A dimensão que em Portugal têm assumido os movimentos de protesto ao abrigo da expressão chavão "Indignados" obedece ao velho paradigma da percepção da quantidade de água no copo, para uns estará meio cheio, para outros meio vazio. Dito de outra maneira, para alguns poderemos estar no começo de uma mudança, para outros estaremos perante algo de inconsequente.
Como já tenho tido oportunidade de referir, estas movimentações são atentamente seguidas pela partidocracia instalada. Se repararmos nos discursos produzidos, A oposição exprime apreço e, mais ou menos explicitamente, apoia a "indignação" e mesmo os que actualmente ocupam o afirmam a sua inteira "concordância" com o direito à indignação. Ninguém quer, como é óbvio, perder alguma forma de boleia na indignação dos cidadãos, dos que estão presentes nas diversas movimentações e, sobretudo, dos ausentes mas que se sabe sentirem-se, só podem, indignados.
Do meu ponto de vista, as grandes e graves questões que têm produzido a reacção de indignação e, portanto, os movimentos de indignados, dificilmente serão significativamente alteradas sem algo de estruturalmente diferente em matéria de organização do trabalho, modelos de desenvolvimento económico, refrescamento da organização política e alterações culturais e éticas entre as elites políticas, culturais e económicas. O problema é que, entre os que em Portugal plausivelmente podem ascender ao poder nos tempos mais próximos, não se vislumbra projectos e visões que alterem significativamente o quadro instalado, são, diria, mais do mesmo.

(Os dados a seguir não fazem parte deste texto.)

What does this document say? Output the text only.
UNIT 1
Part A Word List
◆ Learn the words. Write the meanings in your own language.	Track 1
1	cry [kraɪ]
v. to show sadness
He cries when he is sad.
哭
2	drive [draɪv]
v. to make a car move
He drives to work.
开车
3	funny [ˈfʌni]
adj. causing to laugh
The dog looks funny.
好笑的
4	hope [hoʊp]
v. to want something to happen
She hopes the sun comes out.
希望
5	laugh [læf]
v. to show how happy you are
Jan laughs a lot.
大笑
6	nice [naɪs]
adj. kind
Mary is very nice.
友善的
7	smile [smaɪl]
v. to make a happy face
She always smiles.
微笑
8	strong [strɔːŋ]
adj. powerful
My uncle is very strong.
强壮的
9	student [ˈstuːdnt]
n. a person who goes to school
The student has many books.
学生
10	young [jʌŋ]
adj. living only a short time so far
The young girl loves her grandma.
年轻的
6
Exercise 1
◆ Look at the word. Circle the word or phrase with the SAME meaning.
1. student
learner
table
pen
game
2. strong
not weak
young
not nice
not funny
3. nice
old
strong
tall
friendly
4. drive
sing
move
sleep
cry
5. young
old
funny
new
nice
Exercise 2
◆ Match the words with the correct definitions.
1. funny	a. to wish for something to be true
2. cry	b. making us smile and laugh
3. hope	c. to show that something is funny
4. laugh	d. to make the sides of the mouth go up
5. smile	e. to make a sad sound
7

A partidocracia instalada, designadamente a que se move no chamado arco do poder tem, basicamente, o mesmo entendimento sobre os modelos de desenvolvimento económico, político e social que nos fizeram chegar aqui. Quem fez parte do problema, dificilmente pode fazer parte da solução. Se fizeram como fizeram e defendem o que têm defendido porque milagre ou mistério farão diferente?
Neste cenário, podem estabelecer-se duas perspectivas de continuação a curto e médio prazo. Uma primeira hipótese assenta num progressivo e rápido fortalecimento do movimento de indignação e revolta que escape ao controle da partidocracia e dos seus dispositivos, parte do movimento sindical organizado por exemplo, potenciando e agregando mais zonas e franjas de descontentamento criando uma pressão incomportável para o sistema que o obrigaria a alterações significativas, uma espécie de arabização de brandos costumes. Nesta primeira hipótese importa ainda considerar as reacções no quadro da União Europeia, sendo ainda que importa considerar o que noutros países "rua" for mostrando. O exemplo da Grécia está sempre presente.
Numa segunda hipótese, este movimento de indignação, nesta fase ainda disperso, pouco estruturado, pode acabar engolido pelos meandros da partidocracia tendo representado apenas um sobressalto inconsequente e rapidamente acomodado, mantendo alguma actividade de contestação visível que o próprio "sistema" verá com bons olhos e "acarinhará" como forma de drenar o descontentamento e legitimar a "democracia" das suas decisões.
De qualquer forma, com alguma dose de realismo e segurança, certo, certo, é o período de enormes dificuldades que boa parte de nós vive e a desesperança que parece instalar-se e que nos ameaça o futuro. Produzirá indignação que chegue?